The turtles sent to Singapore Zoo are candidates for release into protected habitat on Rote Island in Indonesia. Last year, 13 zoo-bred turtles from Singapore Zoo were successfully transferred to a breeding facility managed by the Natural Resources Conservation Agency (BBKSDA) of East Nusa Tenggara (NTT) province and Wildlife Conservation Society Indonesia Program (WCS-IP), where they now form part of the first structured conservation breeding program located in the country. In June 2019, The Indonesian Provincial Government of East Nusa Tenggara and the Indonesian Ministry of Environment and Forestry established a Wetland Essential Ecosystem Area as the habitat for the Rote Island snake-necked turtle. This area will be protected for the conservation of the species and will ensure the safety of the turtles that are introduced to the habitat as part of this collaboration.

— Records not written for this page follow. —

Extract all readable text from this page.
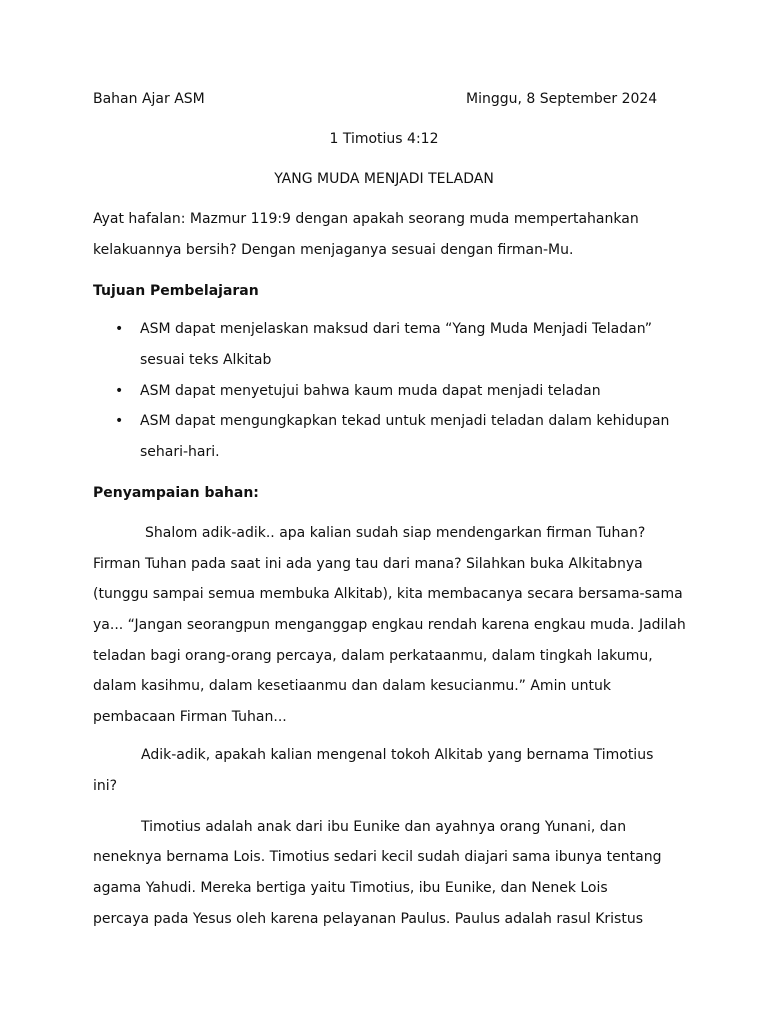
Bahan Ajar ASM	Minggu, 8 September 2024
1 Timotius 4:12
YANG MUDA MENJADI TELADAN
Ayat hafalan: Mazmur 119:9 dengan apakah seorang muda mempertahankan
kelakuannya bersih? Dengan menjaganya sesuai dengan firman-Mu.
Tujuan Pembelajaran
• ASM dapat menjelaskan maksud dari tema “Yang Muda Menjadi Teladan”
sesuai teks Alkitab
• ASM dapat menyetujui bahwa kaum muda dapat menjadi teladan
• ASM dapat mengungkapkan tekad untuk menjadi teladan dalam kehidupan
sehari-hari.
Penyampaian bahan:
Shalom adik-adik.. apa kalian sudah siap mendengarkan firman Tuhan?
Firman Tuhan pada saat ini ada yang tau dari mana? Silahkan buka Alkitabnya
(tunggu sampai semua membuka Alkitab), kita membacanya secara bersama-sama
ya... “Jangan seorangpun menganggap engkau rendah karena engkau muda. Jadilah
teladan bagi orang-orang percaya, dalam perkataanmu, dalam tingkah lakumu,
dalam kasihmu, dalam kesetiaanmu dan dalam kesucianmu.” Amin untuk
pembacaan Firman Tuhan...
Adik-adik, apakah kalian mengenal tokoh Alkitab yang bernama Timotius
ini?
Timotius adalah anak dari ibu Eunike dan ayahnya orang Yunani, dan
neneknya bernama Lois. Timotius sedari kecil sudah diajari sama ibunya tentang
agama Yahudi. Mereka bertiga yaitu Timotius, ibu Eunike, dan Nenek Lois
percaya pada Yesus oleh karena pelayanan Paulus. Paulus adalah rasul Kristus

“The different stakeholders from around the world coming together to take action for these critically endangered turtles are a great example of the collaborative nature of the One Plan Approach. Last year, we collectively contributed to a major conservation milestone for the species with the first-ever repatriation of the turtles from Singapore to Indonesia. The arrival of another 36 turtles to Singapore Zoo is a testament to the institution’s expertise in caring for such a unique species. Combined with Mandai Nature’s ongoing collaborations with partners in the field, we hope to strengthen conservation efforts undertaken both ex situ and in situ as we work towards establishing a viable population of the species in the wild” said Dr. Sonja Luz, CEO of Mandai Nature, the conservation arm of Mandai Wildlife Group, which manages the Singapore Zoo.

Following the designation of the Essential Ecosystem Area in Rote, BBKSDA NTT, district government and WCS conducted a series of awareness and education programs to garner the support from the communities of people that live in and around the protected habitats on Rote Island.

Rote Island snake-necked turtles are named for their characteristically long snake-like neck. They can reach about 9 inches in shell length as adults. They live in inland lakes and swamps and are only found on Rote Island in Indonesia.